Hernández, in an interview this past week, denied Llama's allegations, countering that the foundation focused on lobbying, fundraising and politics -- not terror plots.

''We have never participated or created any kind of covert operation for the overthrow of Castro,'' Hernández said. ``That is something that has never been a mission or objective of the CANF.''

But Llama disagreed. He said the then-leader of the foundation, Jorge Mas Canosa, was not directly involved in the foundation's clandestine group or its activities -- ''but he was aware'' of everything. 'He told me, `I want you to be in the first operation.' ''

That first operation was the plot to assassinate Castro during a visit to the Venezuelan island of Margarita to attend a Latin American summit in 1997, he said.

To prepare, the war council's half-dozen members orally agreed to foot the bill for an arsenal together, Llama said. But he said things didn't work out that way. Instead, he said, he ended up putting up $1.47 million to buy six vessels, 10 ultralight radio-controlled planes, a cargo helicopter, explosives and other weaponry -- including two .50 caliber rifles.

''When I saw that the others were not pitching in with money, I put in my money just to get things going,'' Llama said.

Llama said he also paid for a $100,000 loan on a seventh boat that was set up by his colleague, Elpidio Núñez, at First Union National Bank, in the mid-1990s. Núñez says on his company's website that he sat on an advisory board at First Union, which acquired Wachovia in 2001.

Núñez, reached at his office by telephone, initially dismissed Llama as ''a little touched in the head,'' but then said he wanted his lawyer to review the police report and provide a comment to The Miami Herald. He said the lawyer would call later, but no call was received as of Friday.

''At the time, I implicitly trusted Elpidio, and so I signed [for the loan] thinking it was necessary for the operation,'' Llama said.

Llama, who provided The Miami Herald with canceled checks and other records that show Nautical Sports' purchases of the equipment, organized the Margarita Island plot to kill Castro. He stayed behind while four others left on the boat.
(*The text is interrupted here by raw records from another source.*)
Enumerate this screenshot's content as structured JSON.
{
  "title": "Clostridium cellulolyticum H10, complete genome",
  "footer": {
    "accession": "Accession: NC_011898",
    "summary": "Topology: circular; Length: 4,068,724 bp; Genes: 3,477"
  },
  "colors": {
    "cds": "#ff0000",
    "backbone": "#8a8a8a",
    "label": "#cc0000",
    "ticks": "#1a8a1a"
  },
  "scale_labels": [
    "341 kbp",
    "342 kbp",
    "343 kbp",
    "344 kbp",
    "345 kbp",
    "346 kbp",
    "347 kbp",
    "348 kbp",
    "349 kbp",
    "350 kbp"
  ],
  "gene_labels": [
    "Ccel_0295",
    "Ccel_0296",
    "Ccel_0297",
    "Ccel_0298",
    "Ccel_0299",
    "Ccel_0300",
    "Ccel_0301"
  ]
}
But the 1997 mission failed before a Miami-registered boat carrying four men even reached its destination.

The Esperanza left Miami, stopped in the Dominican Republic to pick up some tracer bullets, and then traveled through the Mona Passage toward Margarita Island, he said.
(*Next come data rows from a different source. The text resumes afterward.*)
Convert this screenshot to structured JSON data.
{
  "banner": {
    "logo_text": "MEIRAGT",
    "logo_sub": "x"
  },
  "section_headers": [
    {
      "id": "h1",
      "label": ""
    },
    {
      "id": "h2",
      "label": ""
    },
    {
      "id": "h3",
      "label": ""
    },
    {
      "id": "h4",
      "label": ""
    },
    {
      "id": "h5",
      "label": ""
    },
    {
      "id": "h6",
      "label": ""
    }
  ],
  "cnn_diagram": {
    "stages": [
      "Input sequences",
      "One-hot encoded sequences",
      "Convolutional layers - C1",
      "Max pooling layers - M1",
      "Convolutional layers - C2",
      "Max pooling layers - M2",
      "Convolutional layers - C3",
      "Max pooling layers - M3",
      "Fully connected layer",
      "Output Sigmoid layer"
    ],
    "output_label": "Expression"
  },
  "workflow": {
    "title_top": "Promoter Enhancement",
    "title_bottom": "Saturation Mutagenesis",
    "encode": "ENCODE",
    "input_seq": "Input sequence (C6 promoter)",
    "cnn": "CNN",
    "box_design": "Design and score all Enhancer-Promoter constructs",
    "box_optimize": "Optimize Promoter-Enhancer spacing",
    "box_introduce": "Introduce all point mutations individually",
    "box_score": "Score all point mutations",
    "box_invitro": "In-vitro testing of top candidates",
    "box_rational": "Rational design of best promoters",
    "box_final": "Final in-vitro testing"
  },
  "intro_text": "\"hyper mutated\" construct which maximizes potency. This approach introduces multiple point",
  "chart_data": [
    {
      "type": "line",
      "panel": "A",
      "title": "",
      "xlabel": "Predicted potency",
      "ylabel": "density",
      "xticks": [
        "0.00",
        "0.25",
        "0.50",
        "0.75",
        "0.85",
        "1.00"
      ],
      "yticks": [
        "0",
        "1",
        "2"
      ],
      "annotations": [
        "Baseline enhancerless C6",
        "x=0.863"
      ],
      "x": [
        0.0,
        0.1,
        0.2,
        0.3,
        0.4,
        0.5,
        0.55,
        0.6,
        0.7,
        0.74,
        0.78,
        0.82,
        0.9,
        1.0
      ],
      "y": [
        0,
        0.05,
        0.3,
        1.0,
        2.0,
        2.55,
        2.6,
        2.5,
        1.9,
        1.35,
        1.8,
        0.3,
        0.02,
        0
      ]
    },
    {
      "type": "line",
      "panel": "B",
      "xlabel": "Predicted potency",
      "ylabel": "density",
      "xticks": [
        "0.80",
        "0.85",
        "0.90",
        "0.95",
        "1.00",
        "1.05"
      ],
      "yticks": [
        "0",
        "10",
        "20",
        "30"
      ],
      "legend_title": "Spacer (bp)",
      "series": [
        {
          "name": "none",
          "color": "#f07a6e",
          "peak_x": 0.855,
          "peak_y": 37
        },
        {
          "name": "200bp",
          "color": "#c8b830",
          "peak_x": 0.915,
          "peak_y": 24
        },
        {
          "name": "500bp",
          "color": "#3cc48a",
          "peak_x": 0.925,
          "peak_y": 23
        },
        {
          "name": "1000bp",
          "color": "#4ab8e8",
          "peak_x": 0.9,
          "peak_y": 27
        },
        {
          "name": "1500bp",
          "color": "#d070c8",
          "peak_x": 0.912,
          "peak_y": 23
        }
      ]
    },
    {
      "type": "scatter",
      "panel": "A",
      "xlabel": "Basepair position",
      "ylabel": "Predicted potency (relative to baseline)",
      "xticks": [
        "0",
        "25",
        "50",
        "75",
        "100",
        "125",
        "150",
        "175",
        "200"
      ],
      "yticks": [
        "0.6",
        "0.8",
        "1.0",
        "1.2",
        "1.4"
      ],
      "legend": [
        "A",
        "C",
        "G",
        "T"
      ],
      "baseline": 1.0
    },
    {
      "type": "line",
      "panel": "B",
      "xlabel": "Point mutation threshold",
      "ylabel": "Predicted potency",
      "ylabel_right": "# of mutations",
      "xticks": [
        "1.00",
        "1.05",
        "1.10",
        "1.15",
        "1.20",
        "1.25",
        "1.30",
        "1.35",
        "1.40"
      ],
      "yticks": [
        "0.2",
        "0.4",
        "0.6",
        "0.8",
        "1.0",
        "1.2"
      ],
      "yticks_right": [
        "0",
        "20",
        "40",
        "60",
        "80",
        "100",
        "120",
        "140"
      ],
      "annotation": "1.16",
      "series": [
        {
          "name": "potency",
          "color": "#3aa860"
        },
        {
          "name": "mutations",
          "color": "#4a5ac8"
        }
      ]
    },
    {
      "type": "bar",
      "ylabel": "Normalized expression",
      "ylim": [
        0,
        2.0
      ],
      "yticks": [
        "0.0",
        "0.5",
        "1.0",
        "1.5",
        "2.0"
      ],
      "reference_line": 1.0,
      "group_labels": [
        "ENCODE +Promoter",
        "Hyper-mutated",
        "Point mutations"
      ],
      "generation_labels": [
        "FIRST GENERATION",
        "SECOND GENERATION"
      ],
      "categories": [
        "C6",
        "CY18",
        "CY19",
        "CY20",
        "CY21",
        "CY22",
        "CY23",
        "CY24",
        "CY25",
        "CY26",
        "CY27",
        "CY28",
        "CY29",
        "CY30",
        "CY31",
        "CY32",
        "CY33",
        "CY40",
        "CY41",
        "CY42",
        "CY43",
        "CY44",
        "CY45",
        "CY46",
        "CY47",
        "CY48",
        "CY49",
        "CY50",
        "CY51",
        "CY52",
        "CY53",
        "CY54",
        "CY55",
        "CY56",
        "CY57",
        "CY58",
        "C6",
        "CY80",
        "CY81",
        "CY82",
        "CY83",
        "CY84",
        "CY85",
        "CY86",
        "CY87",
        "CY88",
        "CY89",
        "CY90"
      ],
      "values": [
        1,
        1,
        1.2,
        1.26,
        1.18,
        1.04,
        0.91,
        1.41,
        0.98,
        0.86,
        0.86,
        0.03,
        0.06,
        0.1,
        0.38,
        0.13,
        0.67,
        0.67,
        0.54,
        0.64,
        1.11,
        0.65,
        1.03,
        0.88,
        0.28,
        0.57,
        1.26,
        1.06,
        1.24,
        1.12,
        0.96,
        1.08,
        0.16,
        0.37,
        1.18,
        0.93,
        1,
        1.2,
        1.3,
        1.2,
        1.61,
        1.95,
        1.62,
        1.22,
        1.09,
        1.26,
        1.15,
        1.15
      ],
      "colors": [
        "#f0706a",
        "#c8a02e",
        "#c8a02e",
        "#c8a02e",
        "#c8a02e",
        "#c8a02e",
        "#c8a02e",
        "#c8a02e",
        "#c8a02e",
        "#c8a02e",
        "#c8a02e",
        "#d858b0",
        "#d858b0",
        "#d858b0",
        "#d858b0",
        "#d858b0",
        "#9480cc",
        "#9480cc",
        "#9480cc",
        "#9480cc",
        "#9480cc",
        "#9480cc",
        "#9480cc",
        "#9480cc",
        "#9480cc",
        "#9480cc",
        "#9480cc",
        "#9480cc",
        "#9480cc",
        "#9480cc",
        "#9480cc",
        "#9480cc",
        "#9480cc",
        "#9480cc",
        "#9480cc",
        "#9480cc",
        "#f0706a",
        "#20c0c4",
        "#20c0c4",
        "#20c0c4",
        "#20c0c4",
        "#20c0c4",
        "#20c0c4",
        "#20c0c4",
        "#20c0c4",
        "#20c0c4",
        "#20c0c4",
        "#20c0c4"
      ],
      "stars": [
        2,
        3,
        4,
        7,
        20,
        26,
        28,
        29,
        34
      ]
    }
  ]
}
The boat was intercepted by the Coast Guard in the passage off Puerto Rico. Four men were arrested. The Coast Guard found two .50-caliber rifles hidden on the boat. One of the men, Angel Alfonso, confessed to a plot to kill Castro. Llama, called by the FBI, surrendered to authorities in Puerto Rico.

'My son called me from there and said, `Dad, what are you involved in?' and I told him, 'The cause, the same thing I've always been involved in.' ''

Two other defendants also were charged. But as the trial began, one was separated from the case in Puerto Rico because he was already under arrest in Miami on unrelated drug-smuggling and money-laundering charges. Later the judge in Puerto Rico threw out charges against another defendant, leaving five to face the jury. The five defendants admitted they had planned to sneak into Margarita but only to stage peaceful protests and spirit away possible defectors from Castro's retinue.

FIVE ACQUITTED

The jury acquitted the five. In a stunning finale, two jurors later said the verdict was a ''message'' to the Cuban people, embraced the defendants and went off to celebrate with them at a popular Cuban restaurant.

Llama sobbed openly and vowed that the verdict would invigorate "our efforts to continue to get freedom for our country.''

''Not even the United States can control the minds and spirits of the people who want to fight for their country,'' Llama said at the time. "This is not the end. This is just the beginning again.''

Llama claims that was his last paramilitary operation against Castro.

Since then, he said, he has gone through a bankruptcy in Miami federal court. And he has written letters to Núñez and other former foundation colleagues to get the titles to the boats and planes he purchased a decade ago.